This blog post continues our series of HealthStream Coaching's patient experience best practices. Every week we share information from our coaches that demonstrates their expansive understanding of the challenges faced by healthcare organizations and the solutions they have identified for improving the patient experience and patient and business outcomes.
Standards of Performance Examples for Healthcare: Elevator Etiquette and Privacy
March 09, 2015
Standards of Performance can be used in numerous ways to help select applicants who are well suited to the healthcare organization’s culture. As we look at best practices for using healthcare standards of performance, we will share some specific examples. This week we examine standards for elevator etiquette and privacy.
If you are at a facility that has an elevator, be sure to follow proper elevator etiquette. Always smile and speak with fellow passengers. Hold the door open for others.
When transporting patients in wheelchairs using an elevator, always face them toward the door of the elevator and exit with care. If transporting a patient in an elevator who is in a bed or on a stretcher, politely ask others to wait for another elevator. Pause before entering an elevator so you do not block anyone’s exit. Step aside or to the back to make room for others.

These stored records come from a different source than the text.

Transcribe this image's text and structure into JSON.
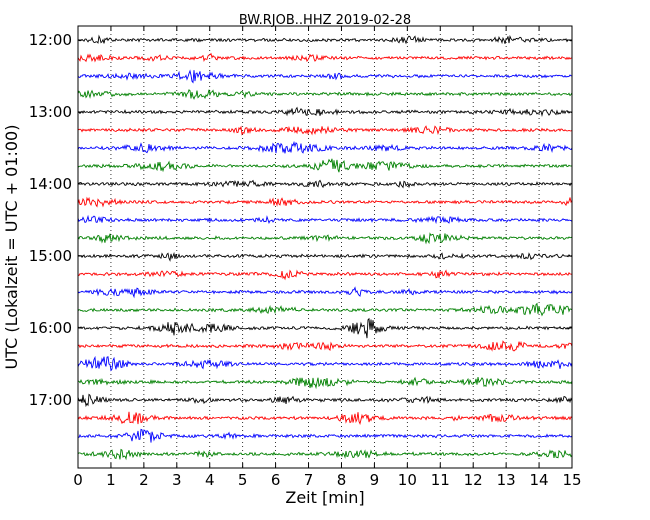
{
  "chart_data": {
    "type": "line",
    "title": "BW.RJOB..HHZ 2019-02-28",
    "xlabel": "Zeit  [min]",
    "ylabel": "UTC (Lokalzeit = UTC + 01:00)",
    "xlim": [
      0,
      15
    ],
    "x_ticks": [
      "0",
      "1",
      "2",
      "3",
      "4",
      "5",
      "6",
      "7",
      "8",
      "9",
      "10",
      "11",
      "12",
      "13",
      "14",
      "15"
    ],
    "y_ticks": [
      "12:00",
      "13:00",
      "14:00",
      "15:00",
      "16:00",
      "17:00"
    ],
    "trace_start": "12:00",
    "trace_end": "17:45",
    "trace_interval_min": 15,
    "grid": "vertical-dotted",
    "trace_colors": [
      "#000000",
      "#ff0000",
      "#0000ff",
      "#008000"
    ]
  }
}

Walk departing guests to the elevator.
Since elevators are often the primary means of transportation between floors in a healthcare organization, we are most likely to initially encounter our customers in this setting. It follows that observing the rules of elevator etiquette is a wonderful opportunity to create a favorable first impression.
As an elevator door opens, we should pause briefly before attempting to board so that we don’t obstruct the way for people who are departing. Once inside, make room for others who are waiting to board and hold the door or press the “door open” button for them. We are expected to greet fellow elevator passengers in a friendly manner by making eye contact, smiling sincerely, and introducing ourselves. Experts tell us that communication is vastly influenced by our tone of voice. Remember that customers can easily pick up on friendliness – or not – in the voice that greets them.
We shouldn’t monopolize space in the middle of the elevator so that we can exit quickly upon stopping; this behavior creates an impression of inconsideration on our part, and of a “me first” mentality. Allow patients and those with disabilities space by the elevator door.
Lastly, it is always, our responsibility to walk a customer to the elevator upon being asked for directions to it. As we accompany that person, we introduce ourselves with a sincere smile and ask if there is anything else that we can do for that customer, as a demonstration that “we have the time.”
One last rule of high performance elevator etiquette: safeguard customer confidentiality. We never discuss patients, their care, or diagnostic treatment information on elevators. In order to preserve the integrity of our healthcare organization, we also refrain from gossip in this setting about customer’s families, physicians, our leaders or coworkers. In addition, we should refrain from talking about sensitive hospital business or confidential data such as employee performance problems.
Make sure that patient information is kept confidential. Never discuss patients and their care in public areas.
Knock before entering. Close curtains or doors during exams and procedures. Provide a robe or second gown if the patient is ambulating or in a wheelchair. Make sure all gowns are the right size for the patient.
Providing privacy in the healthcare environment is critical to high performance. First, we are mandated by law through HIPAA to protect the privacy of our customers’ health information and records. Second, patient satisfaction surveys identify how well we demonstrate our concern for privacy, allowing us to make the necessary changes to fulfill expectations. Ours must be an environment of “no excuses” because we have the information we need to be accountable to patients. Finally, the HCAHPS initiative will tell potential customers whether or not they can expect their privacy to be respected if they choose our facility, thus directly influencing their decision.Patients have the right to modesty and privacy in personal care. We must always ensure that people receive treatment in a dignified way that does not embarrass, humiliate or physically expose them. By definition, modesty is about respecting our patients. The use of Words that Work helps the patient understand that their privacy is being respected.
Examples of Words that Work
I will shut the door while I take your health history so it can be kept private.
Here is an extra gown for you to ensure that you are properly covered while walking in the halls – I am concerned about your privacy.
I am pulling the curtain to ensure you have privacy during _____________.
Would you like the door/curtain closed so you can have more privacy?
I am putting this blanket over you while I take you to _________ so you will have more privacy.
Finally, our customers recognize and remember the behaviors that show consideration for their privacy. These actions foster trust because they inherently promote the patient’s peace of mind and lessen anxiety about being in a place where dignity can be easily compromised. Trust helps bring down the stress level because the customer feels respected. Finally, showing that we have a high regard for our patients’ privacy allows us to connect personally with them, thereby making
a substantial difference in their healthcare experiences.